My preferred way to do this is to keep it to three simple steps.
So for website building, it might be:
- Book a call with me
- I will create your perfect website
- Watch as your new site gets you more sales and more work
As you can see, it’s fine to simplify the process a bit. Keep it simple and inviting. This is a good section to use some illustrations and keep it nice and visual.
6. Your explainer paragraph
If they’ve come down this far, they are obviously interested in what you do, so now is the time to hit them with a little more info and longer-form text.
Here’s where you can include a paragraph or two giving more details about who you are and who you help.
7. A video
You can also include a video if you want to. This doesn’t have to be an Oscar winner. Just summarise the content on your website again in video form.
You can film this yourself on your smartphone, or create an animated explainer video.
This is optional, but some members of your audience will appreciate it, and it does add the personal touch.
Why this structure works
Building your website with this kind of structure works, because it caters to how people actually use your website.

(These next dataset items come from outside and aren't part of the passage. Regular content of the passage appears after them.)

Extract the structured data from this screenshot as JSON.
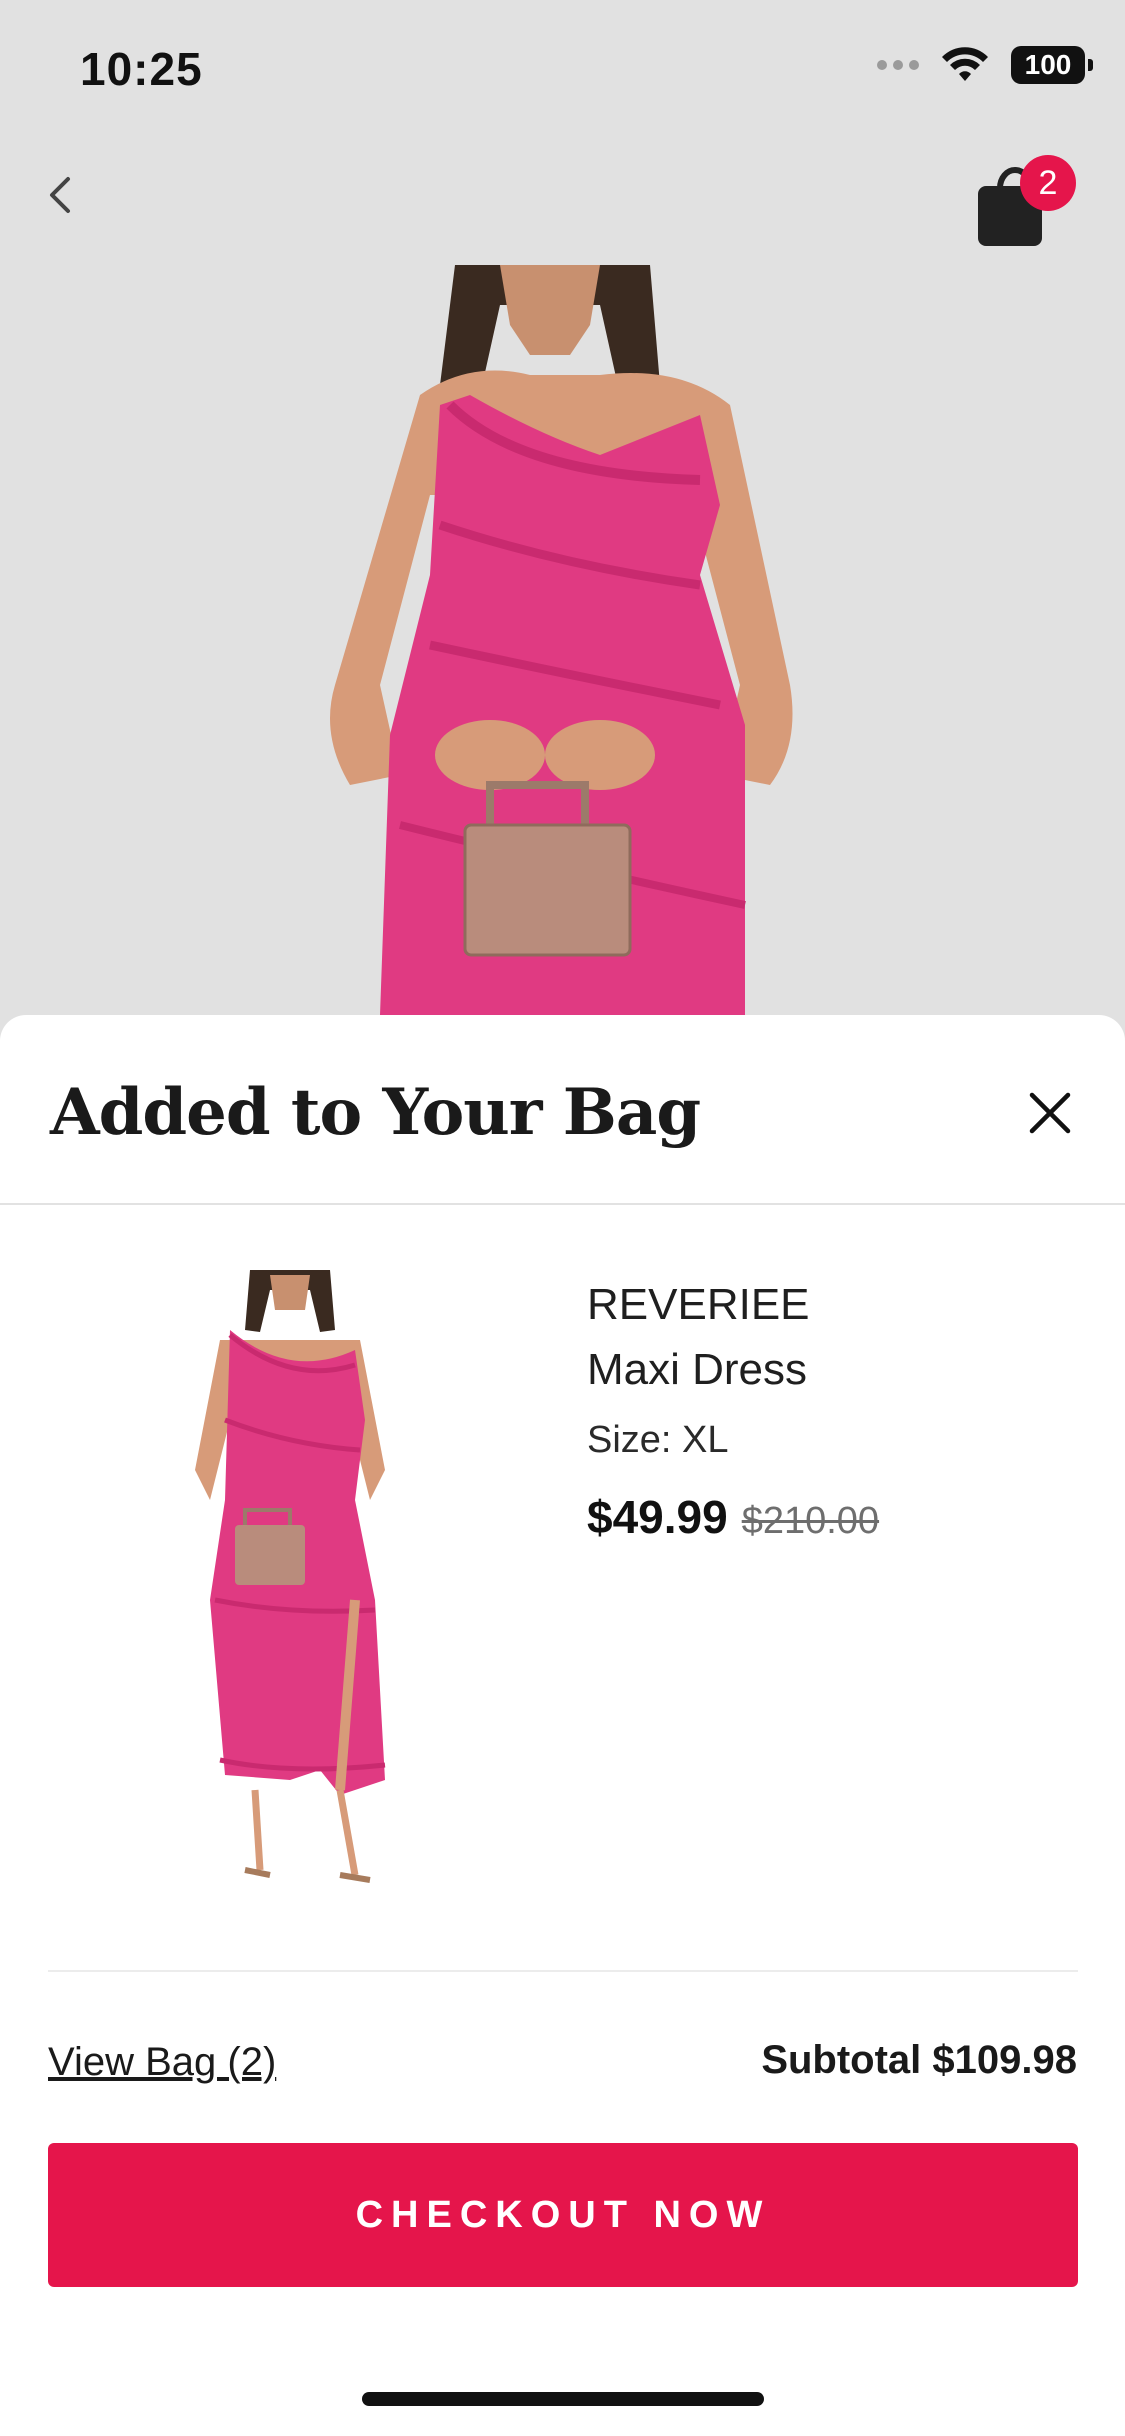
{
  "status_bar": {
    "time": "10:25",
    "battery": "100"
  },
  "nav": {
    "back_icon": "chevron-left-icon",
    "bag_icon": "shopping-bag-icon",
    "bag_count": "2"
  },
  "sheet": {
    "title": "Added to Your Bag",
    "close_icon": "close-icon"
  },
  "product": {
    "brand": "REVERIEE",
    "name": "Maxi Dress",
    "size": "Size: XL",
    "price": "$49.99",
    "original_price": "$210.00"
  },
  "footer": {
    "view_bag": "View Bag (2)",
    "subtotal": "Subtotal $109.98",
    "checkout": "CHECKOUT NOW"
  },
  "colors": {
    "accent": "#e5154b",
    "dress": "#e03a82"
  }
}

You have a matter of seconds to get across who you are and how you can help them.
You should always keep in mind that most people aren’t really interested in you, they are interested in what you can do for them.
This structure also uses storytelling to effectively engage your audience.
You are spelling out a problem that bothers them on a deep level, and then showing how you can resolve it for them.
Humans love stories because they communicate complicated ideas and information quickly.
They allow us to relate new information to information that we understand – which helps us with learning and retaining that learning.
That’s why using stories is so effective in all marketing.
Stories help your audience take a shortcut and understand more of what you are trying to communicate.
So if you’ve been struggling to get your freelance website right, I recommend giving this solution a try. You can implement it yourself, or create the content and then hand it over to a copywriter and designer to add sparkle to it. I can also work with you to create a great site for your freelance business. Drop me an email if you’re interested.
This also works particularly well for landing pages, so feel free to test it out.
With it, you can realise the potential of your freelance website, and start getting more clients and more work.